Le premier chemin passe par l'œuvre et par l'action. En créant, en parachevant une tâche, en se dévouant à une cause, l'homme imprime au monde la marque de son passage. Ce qu'il avait d'abord entrepris par nécessité — gagner sa vie — se mue en vocation dès lors qu'il y engage sa personne tout entière. L'activité cesse alors d'être un simple gagne-pain pour devenir l'inscription durable d'une existence dans la réalité.
Le deuxième chemin passe par la rencontre et par l'amour ❤️. On accède au sens en s'ouvrant à ce que la vie offre de beau — un paysage, une œuvre, une présence — mais plus encore en aimant. Frankl confère à l'amour une portée proprement cognitive : aimer, c'est connaître l'autre dans son essence, le saisir dans ce qu'il a d'unique et d'irremplaçable. Bien plus, l'amour révèle à l'être aimé les possibilités qui sommeillaient encore en lui, et l'appelle à les réaliser. De là vient que Frankl tienne cette voie pour la plus haute.
Le troisième chemin est à la fois le plus ardu et le plus révélateur : c'est l'attitude que l'on adopte devant une souffrance qu'aucune force ne peut conjurer 🕯️. Il est des circonstances où toute action se dérobe et où nulle rencontre ne saurait consoler : la maladie s'enracine, un deuil nous terrasse.

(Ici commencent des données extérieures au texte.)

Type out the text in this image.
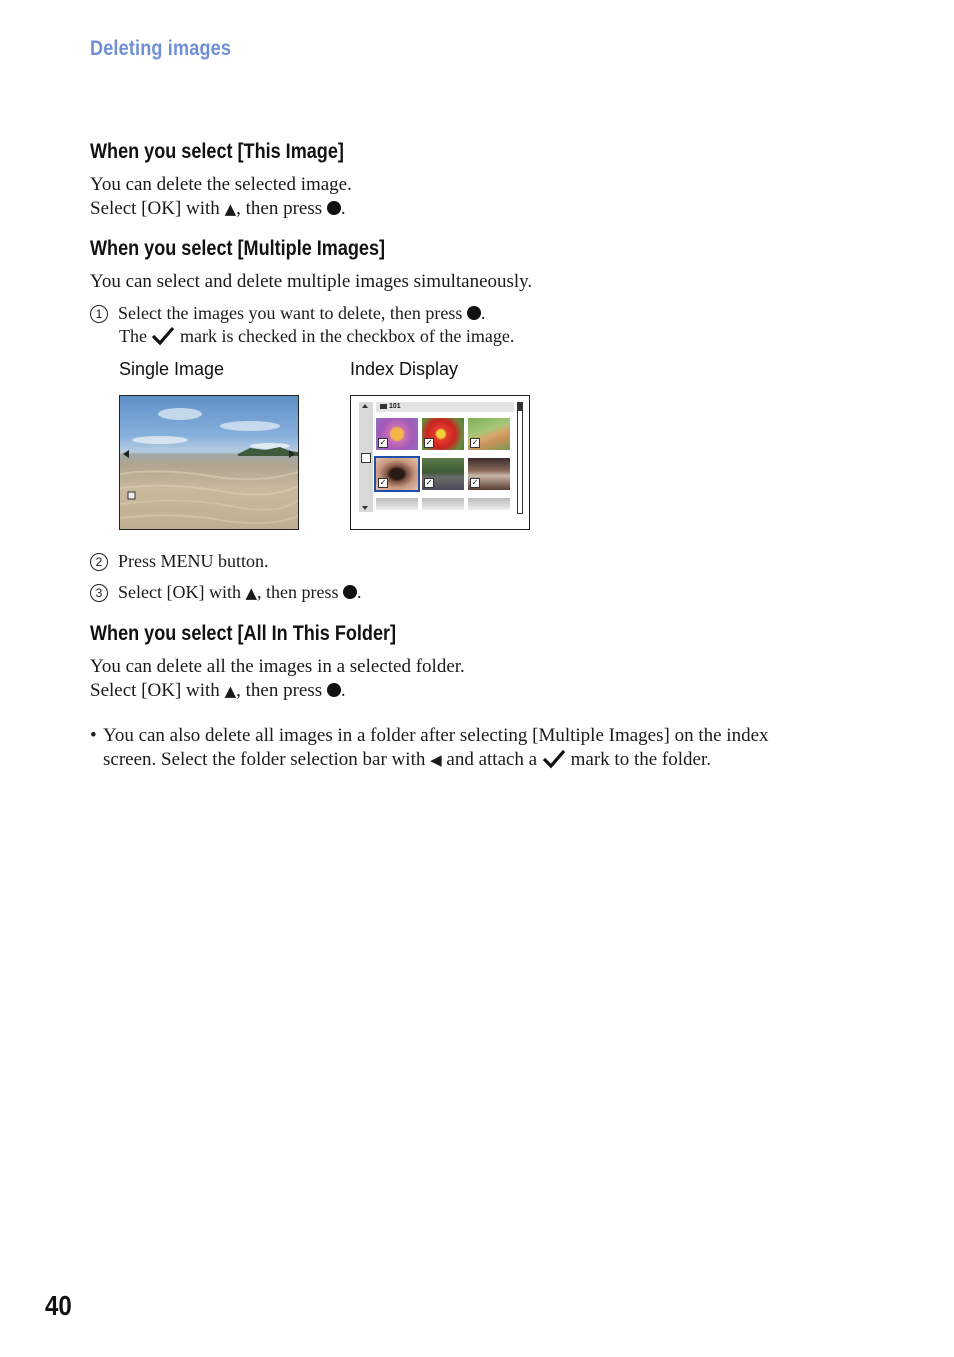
Deleting images
When you select [This Image]
You can delete the selected image.
Select [OK] with ▲, then press .
When you select [Multiple Images]
You can select and delete multiple images simultaneously.
1 Select the images you want to delete, then press .
The  mark is checked in the checkbox of the image.
Single Image	Index Display
101
✓	✓	✓
✓	✓	✓
2 Press MENU button.
3 Select [OK] with ▲, then press .
When you select [All In This Folder]
You can delete all the images in a selected folder.
Select [OK] with ▲, then press .
• You can also delete all images in a folder after selecting [Multiple Images] on the index
screen. Select the folder selection bar with ◀ and attach a  mark to the folder.
40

À cet instant précis, l'homme n'est plus sommé de transformer le monde, mais de se transformer lui-même. Par la seule conversion du regard, il peut faire de l'épreuve un accomplissement intérieur, et arracher au malheur une victoire que nul ne pourra lui reprendre.
Pour donner corps à cette idée, Frankl rapporte le cas d'un vieux médecin qu'un deuil avait accablé : deux ans plus tôt, il avait perdu l'épouse qu'il chérissait par-dessus tout, et rien n'avait pu depuis le tirer de sa mélancolie 💭. Frankl se garde de le réconforter par de vaines paroles. Il l'interroge simplement : « Qu'en eût-il été si vous étiez parti le premier, et si votre femme vous avait survécu ? » Le médecin frémit : elle aurait, dit-il, terriblement souffert. Frankl lui dévoile alors le sens enfoui de sa peine : en lui survivant, cet homme avait épargné à celle qu'il aimait le supplice qu'il endure aujourd'hui à sa place. Le vieil homme s'en retourne apaisé, non que sa douleur eût cessé, mais parce qu'elle avait désormais un sens.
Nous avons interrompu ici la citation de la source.